Служанка вздрагивает, я тоже; он сказал это непередаваемым тоном, с удивлением, что ли, – словно произнес эти слова не он, а кто-то другой. Нам всем троим неловко.
Первой оправилась от смущения толстуха официантка: она лишена воображения. Она с достоинством мерит взглядом мсье Ахилла – она прекрасно сознает, что может одной рукой схватить его за шиворот и выкинуть вон.
– Почему это я бедная?
Он мнется. В замешательстве смотрит на нее, потом начинает смеяться. По лицу его разбежались бесчисленные морщинки, он легко вертит кистями рук.
– Обиделась. Да я просто так сказал: «бедная девушка», к слову пришлось. Я ничего не имел в виду.
Но официантка поворачивается к нему спиной и уходит за стойку – она всерьез обижена. Он снова смеется:
– Ха-ха-ха! Да у меня просто вырвалось. Ну что поделаешь? Неужели рассердилась? Рассердилась, – констатирует он, словно бы обращаясь ко мне.

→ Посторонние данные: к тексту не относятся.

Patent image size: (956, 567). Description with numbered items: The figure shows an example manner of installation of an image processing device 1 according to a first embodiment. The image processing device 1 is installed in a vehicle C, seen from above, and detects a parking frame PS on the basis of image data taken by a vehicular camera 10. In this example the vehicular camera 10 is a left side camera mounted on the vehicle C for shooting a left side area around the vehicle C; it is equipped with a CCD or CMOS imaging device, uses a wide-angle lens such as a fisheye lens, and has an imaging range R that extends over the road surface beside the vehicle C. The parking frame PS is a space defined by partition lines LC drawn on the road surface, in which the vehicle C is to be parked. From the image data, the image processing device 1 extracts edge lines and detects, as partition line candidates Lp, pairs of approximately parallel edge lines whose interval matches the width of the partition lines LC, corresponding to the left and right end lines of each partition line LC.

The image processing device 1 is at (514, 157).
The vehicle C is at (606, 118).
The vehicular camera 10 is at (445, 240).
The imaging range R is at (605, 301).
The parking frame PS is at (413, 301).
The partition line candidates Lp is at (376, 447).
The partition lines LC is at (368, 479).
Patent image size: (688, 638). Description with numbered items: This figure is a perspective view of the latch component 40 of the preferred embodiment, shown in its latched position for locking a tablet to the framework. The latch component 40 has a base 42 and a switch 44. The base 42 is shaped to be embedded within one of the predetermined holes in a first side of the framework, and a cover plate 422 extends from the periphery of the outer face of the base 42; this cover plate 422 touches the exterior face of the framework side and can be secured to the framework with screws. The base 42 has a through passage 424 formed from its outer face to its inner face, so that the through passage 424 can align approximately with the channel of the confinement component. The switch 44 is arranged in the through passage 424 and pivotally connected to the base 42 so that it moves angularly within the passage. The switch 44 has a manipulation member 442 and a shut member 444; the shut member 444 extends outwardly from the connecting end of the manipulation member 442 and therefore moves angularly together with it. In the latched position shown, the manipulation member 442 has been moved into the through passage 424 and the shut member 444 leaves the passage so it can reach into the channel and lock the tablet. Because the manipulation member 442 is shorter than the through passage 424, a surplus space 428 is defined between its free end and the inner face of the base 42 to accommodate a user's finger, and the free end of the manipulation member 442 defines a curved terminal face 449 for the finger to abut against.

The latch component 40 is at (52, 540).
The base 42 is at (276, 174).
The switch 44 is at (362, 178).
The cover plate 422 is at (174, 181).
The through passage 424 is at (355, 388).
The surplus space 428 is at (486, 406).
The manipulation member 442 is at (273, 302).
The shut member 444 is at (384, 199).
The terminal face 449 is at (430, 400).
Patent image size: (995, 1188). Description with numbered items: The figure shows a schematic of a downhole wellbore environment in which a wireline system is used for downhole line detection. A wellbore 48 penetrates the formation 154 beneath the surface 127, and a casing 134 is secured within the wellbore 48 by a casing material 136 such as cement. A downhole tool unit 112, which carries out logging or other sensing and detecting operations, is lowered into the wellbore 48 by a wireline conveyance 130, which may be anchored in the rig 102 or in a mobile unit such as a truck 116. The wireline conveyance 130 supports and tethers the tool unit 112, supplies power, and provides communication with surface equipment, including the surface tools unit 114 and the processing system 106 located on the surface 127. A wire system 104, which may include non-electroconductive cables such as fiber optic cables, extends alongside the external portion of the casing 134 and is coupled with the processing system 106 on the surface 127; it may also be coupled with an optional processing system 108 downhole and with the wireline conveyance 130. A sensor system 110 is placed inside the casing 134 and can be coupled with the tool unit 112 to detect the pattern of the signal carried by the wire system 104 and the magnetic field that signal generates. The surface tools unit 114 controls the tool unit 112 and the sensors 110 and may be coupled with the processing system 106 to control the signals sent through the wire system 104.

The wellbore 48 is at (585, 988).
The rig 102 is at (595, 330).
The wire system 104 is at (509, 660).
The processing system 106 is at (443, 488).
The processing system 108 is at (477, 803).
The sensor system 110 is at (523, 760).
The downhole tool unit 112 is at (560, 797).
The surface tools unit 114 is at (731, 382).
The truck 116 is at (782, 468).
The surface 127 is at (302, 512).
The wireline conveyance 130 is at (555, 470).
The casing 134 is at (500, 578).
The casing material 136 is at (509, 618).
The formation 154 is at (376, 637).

Я отворачиваюсь. Он приподнял свой стакан, но пить не собирается – он удивленно и смущенно щурит глаза. Можно подумать, он пытается что-то вспомнить. Служанка села за кассу и занялась рукоделием. Все снова смолкло, но это уже не прежняя тишина. Вот и дождь – он легонько стучит по матовым стеклам; если на улице еще остались дети в карнавальных костюмах, картонные маски размокнут и полиняют.
Служанка зажигает свет – еще только два часа, но небо совсем почернело, в такой темноте шить невозможно. Мягкий свет; люди сидят по домам, они, конечно, тоже зажгли лампы. Они читают или смотрят в окно на небо. Для них… для них все иначе. Они состарились по-другому. Они живут среди завещанного добра, среди подарков, и каждый предмет их обстановки – воспоминание. Каминные часы, медали, портреты, ракушки, пресс-папье, ширмы, шали. Их шкафы битком набиты бутылками, отрезами, старой одеждой, газетами – они сохранили все. Прошлое – это роскошь собственника.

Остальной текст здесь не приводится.